炎に包まれる牧野の亡骸。立ち登る炎の柱の周りに小さな虫が旋回し、燃えて炭のようになった布や何かの破片が、熱の上昇気流で空に飛んで行く。牧野が天に帰る、彼の人生はどうだったのだろう、彼は最後どんな気持ちだったのだろうか、、、。炎の熱で乾いた佐久間の顔の皮膚を涙が流れる、その涙は熱であっという間に皮膚の上で乾く。
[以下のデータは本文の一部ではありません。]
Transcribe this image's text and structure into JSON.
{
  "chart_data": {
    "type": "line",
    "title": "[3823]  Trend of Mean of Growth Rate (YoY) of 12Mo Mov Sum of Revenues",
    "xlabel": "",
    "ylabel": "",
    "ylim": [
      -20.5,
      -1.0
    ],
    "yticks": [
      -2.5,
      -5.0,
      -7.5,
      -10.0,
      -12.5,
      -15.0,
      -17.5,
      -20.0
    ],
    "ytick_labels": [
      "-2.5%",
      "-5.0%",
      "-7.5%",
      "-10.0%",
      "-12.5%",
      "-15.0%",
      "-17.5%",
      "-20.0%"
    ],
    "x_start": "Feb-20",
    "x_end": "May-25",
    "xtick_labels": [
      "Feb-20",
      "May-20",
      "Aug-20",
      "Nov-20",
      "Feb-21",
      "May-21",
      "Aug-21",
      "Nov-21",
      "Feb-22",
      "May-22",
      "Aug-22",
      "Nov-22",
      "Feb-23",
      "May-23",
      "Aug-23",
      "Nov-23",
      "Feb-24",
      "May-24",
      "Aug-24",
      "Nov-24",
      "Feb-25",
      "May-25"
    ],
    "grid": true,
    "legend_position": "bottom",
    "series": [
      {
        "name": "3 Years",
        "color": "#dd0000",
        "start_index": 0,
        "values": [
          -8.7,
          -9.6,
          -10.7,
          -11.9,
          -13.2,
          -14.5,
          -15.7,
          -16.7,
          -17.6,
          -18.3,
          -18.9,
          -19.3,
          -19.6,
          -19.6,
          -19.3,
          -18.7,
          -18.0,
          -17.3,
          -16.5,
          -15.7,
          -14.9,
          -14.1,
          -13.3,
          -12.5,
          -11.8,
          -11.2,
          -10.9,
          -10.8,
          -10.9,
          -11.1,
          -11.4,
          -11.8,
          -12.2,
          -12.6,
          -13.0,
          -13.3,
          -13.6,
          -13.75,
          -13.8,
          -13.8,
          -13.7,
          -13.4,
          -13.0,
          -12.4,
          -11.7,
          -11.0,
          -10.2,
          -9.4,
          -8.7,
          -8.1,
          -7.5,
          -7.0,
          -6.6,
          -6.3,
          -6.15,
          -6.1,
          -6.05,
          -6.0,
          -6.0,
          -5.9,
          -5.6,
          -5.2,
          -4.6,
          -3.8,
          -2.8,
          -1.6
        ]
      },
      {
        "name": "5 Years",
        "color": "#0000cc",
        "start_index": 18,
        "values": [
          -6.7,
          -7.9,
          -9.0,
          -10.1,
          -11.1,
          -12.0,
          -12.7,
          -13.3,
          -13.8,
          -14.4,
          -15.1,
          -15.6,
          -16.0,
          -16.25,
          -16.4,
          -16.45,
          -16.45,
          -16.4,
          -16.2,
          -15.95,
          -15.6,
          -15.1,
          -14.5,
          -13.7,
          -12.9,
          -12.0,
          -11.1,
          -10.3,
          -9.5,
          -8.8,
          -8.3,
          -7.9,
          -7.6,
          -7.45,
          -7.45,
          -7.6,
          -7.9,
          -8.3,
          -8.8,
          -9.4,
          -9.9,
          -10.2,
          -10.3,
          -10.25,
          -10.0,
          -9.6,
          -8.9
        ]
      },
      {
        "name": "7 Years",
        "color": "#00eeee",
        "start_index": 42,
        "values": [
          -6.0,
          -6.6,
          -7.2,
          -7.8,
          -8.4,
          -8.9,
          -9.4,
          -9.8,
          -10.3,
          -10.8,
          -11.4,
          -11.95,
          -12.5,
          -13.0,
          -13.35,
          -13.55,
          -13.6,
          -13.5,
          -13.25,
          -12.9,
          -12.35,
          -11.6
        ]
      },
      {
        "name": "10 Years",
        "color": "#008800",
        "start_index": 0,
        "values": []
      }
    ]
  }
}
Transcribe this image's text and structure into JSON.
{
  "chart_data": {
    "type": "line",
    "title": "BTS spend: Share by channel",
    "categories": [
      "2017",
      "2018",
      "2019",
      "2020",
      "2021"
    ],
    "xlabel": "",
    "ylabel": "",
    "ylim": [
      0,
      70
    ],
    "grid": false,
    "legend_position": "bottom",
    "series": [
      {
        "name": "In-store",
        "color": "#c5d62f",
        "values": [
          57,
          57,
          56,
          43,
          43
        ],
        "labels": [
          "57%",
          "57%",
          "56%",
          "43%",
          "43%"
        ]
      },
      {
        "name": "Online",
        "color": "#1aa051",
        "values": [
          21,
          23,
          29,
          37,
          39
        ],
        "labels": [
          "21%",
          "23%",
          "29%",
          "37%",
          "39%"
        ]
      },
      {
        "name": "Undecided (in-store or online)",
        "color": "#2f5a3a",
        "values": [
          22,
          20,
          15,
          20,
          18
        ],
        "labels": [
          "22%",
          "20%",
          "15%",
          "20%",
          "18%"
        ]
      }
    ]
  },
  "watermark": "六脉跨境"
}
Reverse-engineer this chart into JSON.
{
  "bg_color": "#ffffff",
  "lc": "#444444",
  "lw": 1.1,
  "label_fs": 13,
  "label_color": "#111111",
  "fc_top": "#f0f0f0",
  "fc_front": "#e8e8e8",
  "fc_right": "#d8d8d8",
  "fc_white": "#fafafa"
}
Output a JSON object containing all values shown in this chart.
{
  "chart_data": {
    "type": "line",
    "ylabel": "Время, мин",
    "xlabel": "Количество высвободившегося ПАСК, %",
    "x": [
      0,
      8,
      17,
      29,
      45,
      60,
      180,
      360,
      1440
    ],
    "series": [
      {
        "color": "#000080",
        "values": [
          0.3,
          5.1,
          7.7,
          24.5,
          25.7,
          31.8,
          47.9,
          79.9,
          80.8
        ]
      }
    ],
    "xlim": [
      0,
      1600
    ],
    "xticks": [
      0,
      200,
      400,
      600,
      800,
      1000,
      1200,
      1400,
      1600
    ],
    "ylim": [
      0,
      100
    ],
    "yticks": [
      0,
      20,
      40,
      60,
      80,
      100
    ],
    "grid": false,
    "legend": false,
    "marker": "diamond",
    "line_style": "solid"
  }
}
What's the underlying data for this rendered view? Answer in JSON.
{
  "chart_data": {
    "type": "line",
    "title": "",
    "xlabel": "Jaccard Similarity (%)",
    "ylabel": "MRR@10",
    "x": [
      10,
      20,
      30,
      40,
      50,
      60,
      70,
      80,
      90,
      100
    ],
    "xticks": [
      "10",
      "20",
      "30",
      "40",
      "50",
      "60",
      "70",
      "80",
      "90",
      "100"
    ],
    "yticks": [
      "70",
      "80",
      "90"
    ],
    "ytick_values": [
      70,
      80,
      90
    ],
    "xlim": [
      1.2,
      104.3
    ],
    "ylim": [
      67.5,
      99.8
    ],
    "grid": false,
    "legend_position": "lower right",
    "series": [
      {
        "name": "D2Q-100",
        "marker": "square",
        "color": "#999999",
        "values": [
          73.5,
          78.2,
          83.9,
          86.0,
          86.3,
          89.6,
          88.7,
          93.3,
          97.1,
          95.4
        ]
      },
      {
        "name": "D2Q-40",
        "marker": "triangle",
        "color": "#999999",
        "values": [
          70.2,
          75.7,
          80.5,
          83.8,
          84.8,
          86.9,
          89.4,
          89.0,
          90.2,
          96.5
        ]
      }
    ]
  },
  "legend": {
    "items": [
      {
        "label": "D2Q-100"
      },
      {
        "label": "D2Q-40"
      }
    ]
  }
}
泣いた事も悲しさも弔うように。


佐久間の部屋

※夢を見た※

ゴッ、、、ゴッ、、、ゴッ、、、

鈍い振動

(ごめん、ごめん、、、)

止まらない

ゴッ、、、ゴツ、ゴツ

(許して、、、)

ドロっとした感触と温い粘る臭い

(わかってんだろ)

(大丈夫?、、、大丈夫?、、、大丈夫?、、、大丈夫?、、、)

背中に手が周り体が浮く

体がフワっとして、視界が青くなる

(飛んでる?)

アンドロギュヌスが飛んでいる

その手が私の手を掴んでいる

飛んでいる

町が見える、通りを行く

(この間見つけた本買っとくか?、あ、でも急がないと)

(あ、新しいマンション出来たのか?前なんだっけ)

目の前に噴水

ゴッ、、、

意識がフワっとなった

全身にドンという衝撃

ゴッ、、、ゴッ、、、

(ぃたねーんだぉ、ぇめー)

ゴッ、、、ゴッゴツ

ミシッ、鼻から温い血が溢れ、口に逆流し鉄臭い味がする

湯船に顔を付け鼻から湯が入って咽せるように、咳き込んだ。

ゲホッゲホッ、ゴッ、(きたねーははは!)ゲホッ、ゴッ、ゴッ、(おもしれー)

(舐めろよ、おい、舐めろ)

ゴッ、、、ゴッ、、、

(もういいかな、疲れたな)

ぼんやり遠くを見ると人が走ってくる

ぼんやり見ている

なんだか怒鳴り声とかが遠くで鳴っている

その人を見ているとハンモックで揺れている気分

ユーラユーラユーラユーラ

ギュン!って高く飛んだ!高い所から見下ろす。

(お前がやったのか?!)

(知るか)

急に引き上げられる

どんどん引き上げられる

(なんだ????)

地上では荒廃した建物の中庭に砂や瓦礫で渦巻きが起こる

そして逆再生のように建物が盛り上がる

その真ん中に石板が現れ、上空から沢山の植物の葉が舞い落ちる。

その葉を手に取る、トゲトゲしい深い緑の葉、見覚えがある。

すると、石板に文字が見える、“柊”と彫刻されていた。

アンドロギュヌスが大きな石板の上に降り立ち叫んだ。

※※※

「あ!。」ガン!っと体に衝撃があり目覚めた「ひいら、ぎ、、、柊の葉、、、。」佐久間は目を見開き呟くいた。「そうか、デジャヴのような気がしたのは、、、柊、中学校だったのか。」佐久間の口元は驚きではなく微笑みになっていた、少年のような無垢な微笑みであった。